You know what’s so sad? Me! I’m the person who doesn’t do that. I was renting this house, and so much mail came through, and all I kept doing was putting it in this drawer, because it was for like the last eight tenants and I had no idea what to do with it. By the time I moved out, I looked in this drawer, and it was like, “Oh my God, these poor people! Who knows what they’re missing out on? And it’s my fault!” So that trait in Penny is me. If you had my address, chances are, you won’t get your mail.
But I love the idea that it’s a letter. For me, modern technology has ruined romance and movies — nobody can run to the airplane gate anymore. So I was excited that this allowed for the opportunity to strip that away — people can’t be on cell phones. No texting. What happens then? Good old-fashioned letters. I’ve saved all my grandmother’s letters, and I regret not sending more letters back.
You were going to do Bye Bye Birdie with Adam Shankman, until he went off and did Rock of Ages. You were desperate to get this film made, but you almost gave up. What did you do?
This is a very embarrassing story: It was the summer before we got the film going, and I was so distraught. I had lost my dad, so I was going to lose my mind anyway, but I went into my agent’s office and I was crying and I said, “I regret my career. I’ve been writing for a decade and it’s just being recycled.
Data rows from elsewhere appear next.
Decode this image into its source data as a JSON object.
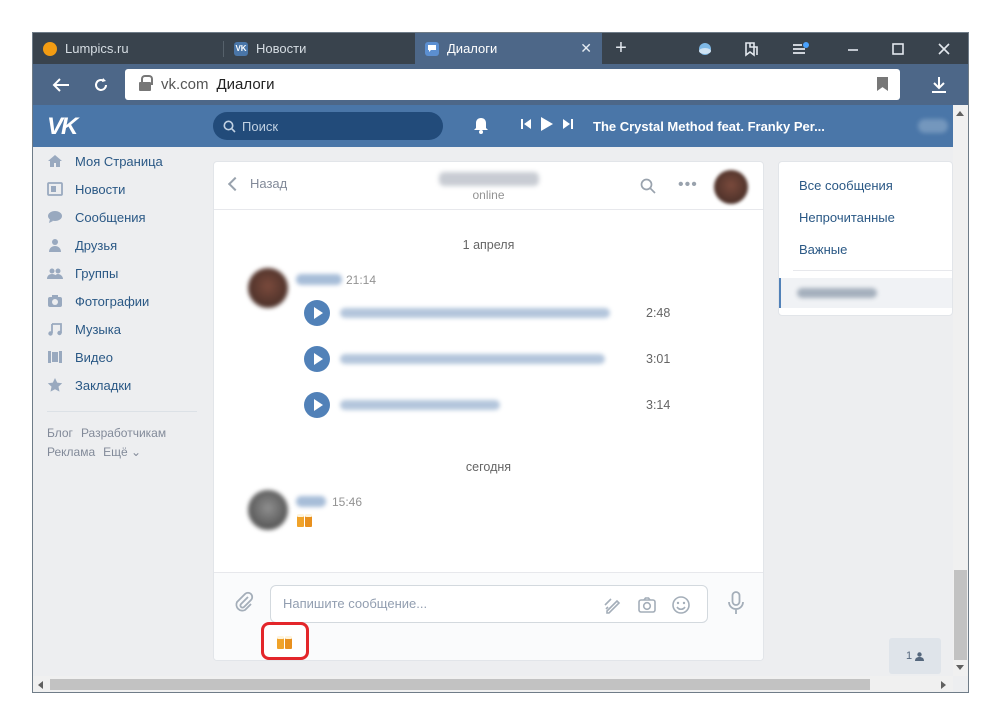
{
  "browser": {
    "tabs": [
      {
        "label": "Lumpics.ru",
        "icon": "lumpics-favicon"
      },
      {
        "label": "Новости",
        "icon": "vk-favicon"
      },
      {
        "label": "Диалоги",
        "icon": "messages-favicon",
        "active": true
      }
    ],
    "address": {
      "host": "vk.com",
      "title": "Диалоги"
    }
  },
  "vk": {
    "logo": "VK",
    "search_placeholder": "Поиск",
    "now_playing": "The Crystal Method feat. Franky Per..."
  },
  "nav": {
    "items": [
      {
        "label": "Моя Страница",
        "icon": "home-icon"
      },
      {
        "label": "Новости",
        "icon": "news-icon"
      },
      {
        "label": "Сообщения",
        "icon": "messages-icon"
      },
      {
        "label": "Друзья",
        "icon": "friend-icon"
      },
      {
        "label": "Группы",
        "icon": "groups-icon"
      },
      {
        "label": "Фотографии",
        "icon": "camera-icon"
      },
      {
        "label": "Музыка",
        "icon": "music-icon"
      },
      {
        "label": "Видео",
        "icon": "video-icon"
      },
      {
        "label": "Закладки",
        "icon": "star-icon"
      }
    ],
    "footer": [
      "Блог",
      "Разработчикам",
      "Реклама",
      "Ещё ⌄"
    ]
  },
  "chat": {
    "back_label": "Назад",
    "status": "online",
    "date_1": "1 апреля",
    "msg_1_time": "21:14",
    "audio": [
      {
        "duration": "2:48"
      },
      {
        "duration": "3:01"
      },
      {
        "duration": "3:14"
      }
    ],
    "date_2": "сегодня",
    "msg_2_time": "15:46",
    "input_placeholder": "Напишите сообщение..."
  },
  "right_panel": {
    "items": [
      "Все сообщения",
      "Непрочитанные",
      "Важные"
    ]
  },
  "friends_button": {
    "count": "1"
  },
  "colors": {
    "vk_blue": "#4a76a8",
    "link": "#2a5885",
    "highlight": "#e3262a"
  }
}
I can’t do this anymore. I quit writing. Send me out on acting auditions.” As if this would be an easier route! So I don’t know if he did this on purpose or not, but he sent me out for the Wonder Woman pilot — and I’m five-foot-two! I remember going to this audition, I was walking in six-inch heels, trying to look taller, and at the gate, they said, “Follow her.” And she was a true Amazon, like a supermodel. I went in, I read for two minutes, and then I was like, “I’m definitely not going to do this with my life.”
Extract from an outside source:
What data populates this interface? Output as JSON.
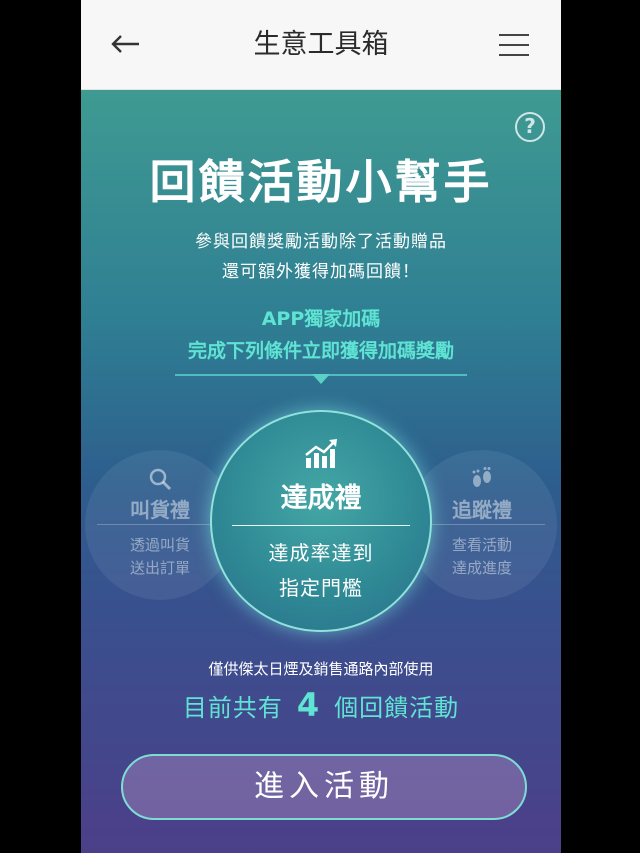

Do you still have hopes for Ripple, the film you wrote as a fantasy star vehicle for yourself and Ethan Hawke?
That’s hysterical! I can only hope that Ripple gets made. It was about dying dolphins. It was an environmental romantic dramedy — you see these Nicholas Sparks movies with the turtles, and it was a little like that. It was my Nicholas Sparks, starring Ethan Hawke and me. Don’t forget, I get to be the other lead in that one. [Laughs.]